Sensitive industrial control data can be intercepted and manipulated by attackers due to the use of unencrypted BACnet packets in Automated Logic WebCTRL.

This vulnerability involves the transmission of sensitive service information in an unencrypted format over the wire using BACnet packets. An unauthenticated attacker with network access can use tools like Wireshark to sniff and reverse engineer proprietary update formats and file data.

The lack of encryption allows attackers to gain deep insights into the PLC (Programmable Logic Controller) environment and potentially modify updates or control commands.

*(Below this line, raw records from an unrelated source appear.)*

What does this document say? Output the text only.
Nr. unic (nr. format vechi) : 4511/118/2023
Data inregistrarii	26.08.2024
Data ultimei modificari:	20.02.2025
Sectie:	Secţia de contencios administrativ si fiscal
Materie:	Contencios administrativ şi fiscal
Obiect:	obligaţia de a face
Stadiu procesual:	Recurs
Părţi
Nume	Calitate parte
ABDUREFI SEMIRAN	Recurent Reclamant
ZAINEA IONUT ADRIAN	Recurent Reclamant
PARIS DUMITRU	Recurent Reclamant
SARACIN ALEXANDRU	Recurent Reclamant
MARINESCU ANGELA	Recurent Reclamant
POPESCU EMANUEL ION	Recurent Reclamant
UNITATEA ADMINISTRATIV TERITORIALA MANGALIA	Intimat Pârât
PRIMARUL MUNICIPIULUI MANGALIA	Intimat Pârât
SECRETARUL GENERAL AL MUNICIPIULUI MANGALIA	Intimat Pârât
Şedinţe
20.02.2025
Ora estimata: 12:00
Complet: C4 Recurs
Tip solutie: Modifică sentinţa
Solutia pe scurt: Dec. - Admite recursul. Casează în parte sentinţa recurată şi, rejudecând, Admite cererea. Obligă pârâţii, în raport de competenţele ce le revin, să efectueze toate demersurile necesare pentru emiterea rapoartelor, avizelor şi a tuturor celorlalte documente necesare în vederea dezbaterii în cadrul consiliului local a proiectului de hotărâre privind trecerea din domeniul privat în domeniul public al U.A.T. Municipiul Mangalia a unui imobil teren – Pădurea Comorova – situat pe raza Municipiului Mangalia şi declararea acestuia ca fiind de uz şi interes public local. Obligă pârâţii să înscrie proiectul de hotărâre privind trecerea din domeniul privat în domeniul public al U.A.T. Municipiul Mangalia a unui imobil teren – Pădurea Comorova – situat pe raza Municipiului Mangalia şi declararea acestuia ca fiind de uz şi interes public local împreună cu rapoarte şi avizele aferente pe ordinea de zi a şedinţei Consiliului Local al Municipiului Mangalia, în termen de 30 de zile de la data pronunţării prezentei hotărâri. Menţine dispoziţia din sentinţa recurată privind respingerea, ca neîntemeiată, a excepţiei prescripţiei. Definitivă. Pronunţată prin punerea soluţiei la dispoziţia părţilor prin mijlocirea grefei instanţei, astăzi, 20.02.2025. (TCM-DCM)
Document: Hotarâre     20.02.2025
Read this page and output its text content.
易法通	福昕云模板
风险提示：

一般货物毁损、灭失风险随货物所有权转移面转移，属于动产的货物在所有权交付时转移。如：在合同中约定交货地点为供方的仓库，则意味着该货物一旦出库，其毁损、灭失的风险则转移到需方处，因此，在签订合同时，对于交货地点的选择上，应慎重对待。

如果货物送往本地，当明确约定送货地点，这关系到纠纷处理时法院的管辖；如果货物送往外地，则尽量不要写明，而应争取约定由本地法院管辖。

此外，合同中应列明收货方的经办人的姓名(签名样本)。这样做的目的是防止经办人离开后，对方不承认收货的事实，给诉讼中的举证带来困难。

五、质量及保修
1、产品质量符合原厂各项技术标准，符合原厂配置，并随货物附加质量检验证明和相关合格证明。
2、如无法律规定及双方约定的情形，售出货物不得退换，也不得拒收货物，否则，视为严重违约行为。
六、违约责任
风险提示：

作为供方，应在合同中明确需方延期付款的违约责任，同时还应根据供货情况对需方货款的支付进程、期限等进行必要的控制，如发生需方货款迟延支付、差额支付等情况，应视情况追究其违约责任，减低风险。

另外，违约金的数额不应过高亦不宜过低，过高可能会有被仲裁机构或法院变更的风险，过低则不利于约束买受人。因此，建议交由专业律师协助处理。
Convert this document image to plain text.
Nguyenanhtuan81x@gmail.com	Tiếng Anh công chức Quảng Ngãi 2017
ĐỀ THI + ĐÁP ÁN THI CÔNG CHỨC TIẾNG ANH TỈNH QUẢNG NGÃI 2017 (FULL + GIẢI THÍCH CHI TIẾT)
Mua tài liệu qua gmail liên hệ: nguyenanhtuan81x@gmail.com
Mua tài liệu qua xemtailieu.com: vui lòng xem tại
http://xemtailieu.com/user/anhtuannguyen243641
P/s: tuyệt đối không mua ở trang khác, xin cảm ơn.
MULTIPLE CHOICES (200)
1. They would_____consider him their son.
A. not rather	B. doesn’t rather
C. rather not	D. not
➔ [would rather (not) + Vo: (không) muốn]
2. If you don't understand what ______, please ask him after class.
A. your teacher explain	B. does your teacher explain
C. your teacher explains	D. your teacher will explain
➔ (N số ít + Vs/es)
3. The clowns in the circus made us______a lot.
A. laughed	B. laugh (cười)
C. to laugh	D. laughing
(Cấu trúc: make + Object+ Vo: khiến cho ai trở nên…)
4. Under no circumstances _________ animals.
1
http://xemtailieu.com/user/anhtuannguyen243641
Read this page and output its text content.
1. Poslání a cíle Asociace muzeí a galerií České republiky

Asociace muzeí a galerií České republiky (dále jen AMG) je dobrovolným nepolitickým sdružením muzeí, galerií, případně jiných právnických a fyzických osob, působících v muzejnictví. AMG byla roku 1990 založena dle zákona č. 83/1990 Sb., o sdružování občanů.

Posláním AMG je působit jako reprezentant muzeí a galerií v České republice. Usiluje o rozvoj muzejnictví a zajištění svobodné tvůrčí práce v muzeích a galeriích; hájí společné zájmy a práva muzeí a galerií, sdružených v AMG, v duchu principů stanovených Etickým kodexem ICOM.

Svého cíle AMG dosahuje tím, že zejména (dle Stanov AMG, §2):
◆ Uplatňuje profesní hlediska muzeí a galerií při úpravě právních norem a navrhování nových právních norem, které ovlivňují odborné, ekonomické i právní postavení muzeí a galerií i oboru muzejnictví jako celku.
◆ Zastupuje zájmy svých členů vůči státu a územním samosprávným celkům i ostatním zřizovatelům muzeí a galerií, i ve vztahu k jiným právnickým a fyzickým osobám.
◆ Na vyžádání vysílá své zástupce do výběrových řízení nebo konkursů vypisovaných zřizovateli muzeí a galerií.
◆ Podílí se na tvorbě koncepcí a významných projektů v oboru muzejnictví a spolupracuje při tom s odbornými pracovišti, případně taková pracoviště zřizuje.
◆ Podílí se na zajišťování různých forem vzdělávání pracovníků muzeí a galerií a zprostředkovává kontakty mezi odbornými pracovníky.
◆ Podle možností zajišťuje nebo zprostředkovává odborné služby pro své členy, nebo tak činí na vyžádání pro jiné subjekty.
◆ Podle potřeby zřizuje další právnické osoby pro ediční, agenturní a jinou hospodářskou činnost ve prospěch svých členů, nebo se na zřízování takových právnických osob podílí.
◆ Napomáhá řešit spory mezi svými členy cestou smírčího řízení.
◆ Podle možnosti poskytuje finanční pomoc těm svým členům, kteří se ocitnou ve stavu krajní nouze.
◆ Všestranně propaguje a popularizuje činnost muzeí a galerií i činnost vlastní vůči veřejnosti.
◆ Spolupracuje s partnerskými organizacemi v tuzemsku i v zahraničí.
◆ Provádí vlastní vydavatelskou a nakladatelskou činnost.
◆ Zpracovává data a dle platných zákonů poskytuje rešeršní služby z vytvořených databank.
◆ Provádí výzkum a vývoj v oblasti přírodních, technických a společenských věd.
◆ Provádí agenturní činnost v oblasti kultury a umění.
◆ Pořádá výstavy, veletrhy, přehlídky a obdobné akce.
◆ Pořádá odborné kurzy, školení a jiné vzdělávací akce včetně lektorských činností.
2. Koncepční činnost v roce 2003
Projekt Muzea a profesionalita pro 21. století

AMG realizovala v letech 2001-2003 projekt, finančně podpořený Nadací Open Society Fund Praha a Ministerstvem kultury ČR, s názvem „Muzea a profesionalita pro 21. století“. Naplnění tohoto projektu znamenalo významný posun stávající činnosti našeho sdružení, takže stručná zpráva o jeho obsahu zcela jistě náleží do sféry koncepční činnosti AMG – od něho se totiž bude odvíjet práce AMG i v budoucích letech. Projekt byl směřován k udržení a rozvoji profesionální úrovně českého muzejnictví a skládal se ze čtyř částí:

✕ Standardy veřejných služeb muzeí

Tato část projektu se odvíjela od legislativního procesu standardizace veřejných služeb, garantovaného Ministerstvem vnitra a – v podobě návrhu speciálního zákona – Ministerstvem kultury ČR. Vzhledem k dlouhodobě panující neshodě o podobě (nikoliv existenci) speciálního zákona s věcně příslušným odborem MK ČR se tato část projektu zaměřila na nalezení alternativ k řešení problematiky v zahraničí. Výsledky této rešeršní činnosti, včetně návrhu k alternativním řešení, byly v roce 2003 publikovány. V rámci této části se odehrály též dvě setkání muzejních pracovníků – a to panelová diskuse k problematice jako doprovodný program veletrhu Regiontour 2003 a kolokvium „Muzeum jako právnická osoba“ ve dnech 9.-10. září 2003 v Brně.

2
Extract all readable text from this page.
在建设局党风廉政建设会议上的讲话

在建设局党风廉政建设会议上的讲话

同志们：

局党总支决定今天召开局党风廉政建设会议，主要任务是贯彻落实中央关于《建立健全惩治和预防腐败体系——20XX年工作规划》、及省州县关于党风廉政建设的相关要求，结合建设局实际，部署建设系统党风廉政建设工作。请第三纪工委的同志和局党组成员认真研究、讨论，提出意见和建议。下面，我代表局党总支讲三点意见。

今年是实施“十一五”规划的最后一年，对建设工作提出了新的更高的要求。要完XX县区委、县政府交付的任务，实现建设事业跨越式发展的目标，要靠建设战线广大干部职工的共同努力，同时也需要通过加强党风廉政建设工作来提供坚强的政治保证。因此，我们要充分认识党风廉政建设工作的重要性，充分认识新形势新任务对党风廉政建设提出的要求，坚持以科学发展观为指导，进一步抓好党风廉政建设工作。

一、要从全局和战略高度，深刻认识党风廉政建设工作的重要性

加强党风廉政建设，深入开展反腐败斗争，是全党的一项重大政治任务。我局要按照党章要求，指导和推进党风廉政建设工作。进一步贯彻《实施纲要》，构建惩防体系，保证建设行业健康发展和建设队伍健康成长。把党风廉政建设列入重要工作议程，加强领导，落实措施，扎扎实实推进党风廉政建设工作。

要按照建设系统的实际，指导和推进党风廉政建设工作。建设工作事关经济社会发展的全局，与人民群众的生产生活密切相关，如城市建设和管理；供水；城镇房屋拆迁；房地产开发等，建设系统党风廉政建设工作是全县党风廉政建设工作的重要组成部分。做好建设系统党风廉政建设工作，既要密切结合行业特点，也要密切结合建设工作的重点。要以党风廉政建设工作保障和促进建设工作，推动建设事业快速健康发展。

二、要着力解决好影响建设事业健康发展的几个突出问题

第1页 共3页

This poses a severe risk to industrial operations, potentially leading to physical damage, process disruption, or intellectual property theft. The CVSS score of 9.1 reflects the high criticality in an OT environment.

Immediate Action: Update WebCTRL to the latest version and enable encrypted communication channels (such as BACnet/SC) if supported by the hardware.

Proactive Monitoring: Deploy network intrusion detection systems (IDS) to monitor BACnet traffic for unauthorized sniffing activity or anomalous packet modifications.

Compensating Controls: Isolate the building automation network from the corporate network and use encrypted VPNs for all remote access to the WebCTRL management interface.

Public Exploit Available: false

Securing industrial control systems (ICS) requires a defense-in-depth approach. Administrators must move away from unencrypted legacy protocols and ensure that all sensitive data transmitted over the wire is protected by modern encryption standards. Immediate network isolation and patching are recommended.